You know what you’re going to get with Trezz on the offensive end. Over the course of the past two seasons, Trezz and Lou Williams have used the pick & roll to become the highest scoring bench duo in NBA history. While that dynamic has been a mainstay in the offense, Trezz has seen an increase in opportunity to operate in isolation situations out of the post. He is shooting 58% from the field this season, while using a combination of strength and crafty ball-handling to work his way to the rim. The isolations are sometimes wonky, but necessary. Trezz, who averages 5.6 free-throw attempts per game, attacks the rim in a relentless and creative way that often leaves his defenders in foul trouble. This offensive pressure could be key in shifting momentum in playoff games.
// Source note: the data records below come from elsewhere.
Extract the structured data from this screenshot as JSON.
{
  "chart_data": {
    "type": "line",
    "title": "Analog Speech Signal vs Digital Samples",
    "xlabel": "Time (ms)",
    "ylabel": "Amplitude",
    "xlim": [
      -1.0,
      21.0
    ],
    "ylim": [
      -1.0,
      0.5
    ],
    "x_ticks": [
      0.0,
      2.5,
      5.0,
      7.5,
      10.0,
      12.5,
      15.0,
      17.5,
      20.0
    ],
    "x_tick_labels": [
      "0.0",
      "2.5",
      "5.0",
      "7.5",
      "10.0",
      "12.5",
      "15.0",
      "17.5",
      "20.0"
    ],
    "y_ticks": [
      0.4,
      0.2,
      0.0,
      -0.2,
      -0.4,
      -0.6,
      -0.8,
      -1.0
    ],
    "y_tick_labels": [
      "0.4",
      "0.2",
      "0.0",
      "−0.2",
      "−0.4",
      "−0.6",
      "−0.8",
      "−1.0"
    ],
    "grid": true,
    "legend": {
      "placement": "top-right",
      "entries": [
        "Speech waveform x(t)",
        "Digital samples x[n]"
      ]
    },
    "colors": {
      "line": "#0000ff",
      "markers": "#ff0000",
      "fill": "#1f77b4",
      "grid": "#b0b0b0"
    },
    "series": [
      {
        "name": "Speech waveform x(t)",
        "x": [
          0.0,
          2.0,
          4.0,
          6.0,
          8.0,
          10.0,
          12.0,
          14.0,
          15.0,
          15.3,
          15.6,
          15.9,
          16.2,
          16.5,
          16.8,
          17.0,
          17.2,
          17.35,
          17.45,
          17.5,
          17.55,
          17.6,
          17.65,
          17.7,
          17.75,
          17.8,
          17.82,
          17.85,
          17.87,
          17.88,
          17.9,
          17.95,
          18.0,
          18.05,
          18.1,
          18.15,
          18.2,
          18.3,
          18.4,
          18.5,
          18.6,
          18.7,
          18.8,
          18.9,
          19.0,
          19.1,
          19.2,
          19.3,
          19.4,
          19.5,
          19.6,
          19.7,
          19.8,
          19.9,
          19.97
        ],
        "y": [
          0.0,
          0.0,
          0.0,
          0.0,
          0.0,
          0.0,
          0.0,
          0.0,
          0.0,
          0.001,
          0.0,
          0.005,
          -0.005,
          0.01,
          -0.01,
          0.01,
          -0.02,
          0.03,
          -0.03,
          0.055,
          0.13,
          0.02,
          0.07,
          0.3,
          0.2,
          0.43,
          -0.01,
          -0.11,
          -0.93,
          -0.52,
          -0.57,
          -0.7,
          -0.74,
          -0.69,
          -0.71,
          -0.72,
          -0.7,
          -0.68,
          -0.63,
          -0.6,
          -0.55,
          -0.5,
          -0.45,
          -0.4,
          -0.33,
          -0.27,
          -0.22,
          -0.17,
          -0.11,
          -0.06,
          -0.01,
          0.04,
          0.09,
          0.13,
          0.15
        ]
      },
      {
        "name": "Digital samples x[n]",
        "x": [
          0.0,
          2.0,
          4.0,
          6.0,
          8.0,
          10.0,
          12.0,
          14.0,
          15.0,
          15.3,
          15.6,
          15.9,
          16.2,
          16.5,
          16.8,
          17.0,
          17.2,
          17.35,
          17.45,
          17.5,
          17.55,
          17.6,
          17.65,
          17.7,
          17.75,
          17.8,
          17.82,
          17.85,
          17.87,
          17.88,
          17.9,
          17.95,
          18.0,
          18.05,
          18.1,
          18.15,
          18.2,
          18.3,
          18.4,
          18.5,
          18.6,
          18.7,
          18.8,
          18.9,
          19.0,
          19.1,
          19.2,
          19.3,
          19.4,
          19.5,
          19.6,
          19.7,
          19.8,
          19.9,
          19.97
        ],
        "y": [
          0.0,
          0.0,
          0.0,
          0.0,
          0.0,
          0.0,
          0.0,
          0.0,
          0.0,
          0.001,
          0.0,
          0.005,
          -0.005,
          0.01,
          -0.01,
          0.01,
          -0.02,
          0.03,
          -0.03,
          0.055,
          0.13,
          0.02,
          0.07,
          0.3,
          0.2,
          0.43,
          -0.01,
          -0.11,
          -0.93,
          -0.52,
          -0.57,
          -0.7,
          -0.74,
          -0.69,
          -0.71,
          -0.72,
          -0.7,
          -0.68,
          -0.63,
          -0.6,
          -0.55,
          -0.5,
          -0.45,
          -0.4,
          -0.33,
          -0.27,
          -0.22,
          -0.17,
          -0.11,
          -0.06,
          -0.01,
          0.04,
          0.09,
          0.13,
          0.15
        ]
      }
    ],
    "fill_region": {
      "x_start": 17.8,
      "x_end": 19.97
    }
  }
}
It’s likely going to take Trezz a bit of time to work his way back into game shape and return to form. Given the reality of Trezz’s situation, there won’t really be much time for him to ease his way back in, given that the playoffs are slated to begin August 17th. Nevertheless, he’ll be a key part of the rotation as he has been all year. Don’t expect anything less.
Given Trezz’s absence from the team, the Clippers; center rotation has been altered to experiment with different lineups, and give more minutes to their available bigs. The results have been encouraging, and honestly, seem to be sustainable. However, despite the success, we’ve seen the all-bench lineups really struggle to generate offense during stretches of games. Clearly, Trez’s ability to “get a bucket” is missed, as the lack of shot creators really plagued the bench unit at times. With Trez’s eventual return to the bubble seemingly around the corner, you can expect his surplus of minutes to return with him.
Ultimately, Doc’s decisions on the Clippers’ center rotation should come down to matchups and how things are playing out throughout the course of playoff matchups. He will have tough decisions to make, but I expect that the versatility these bigs bring to the game will allow Doc to be creative with his lineups.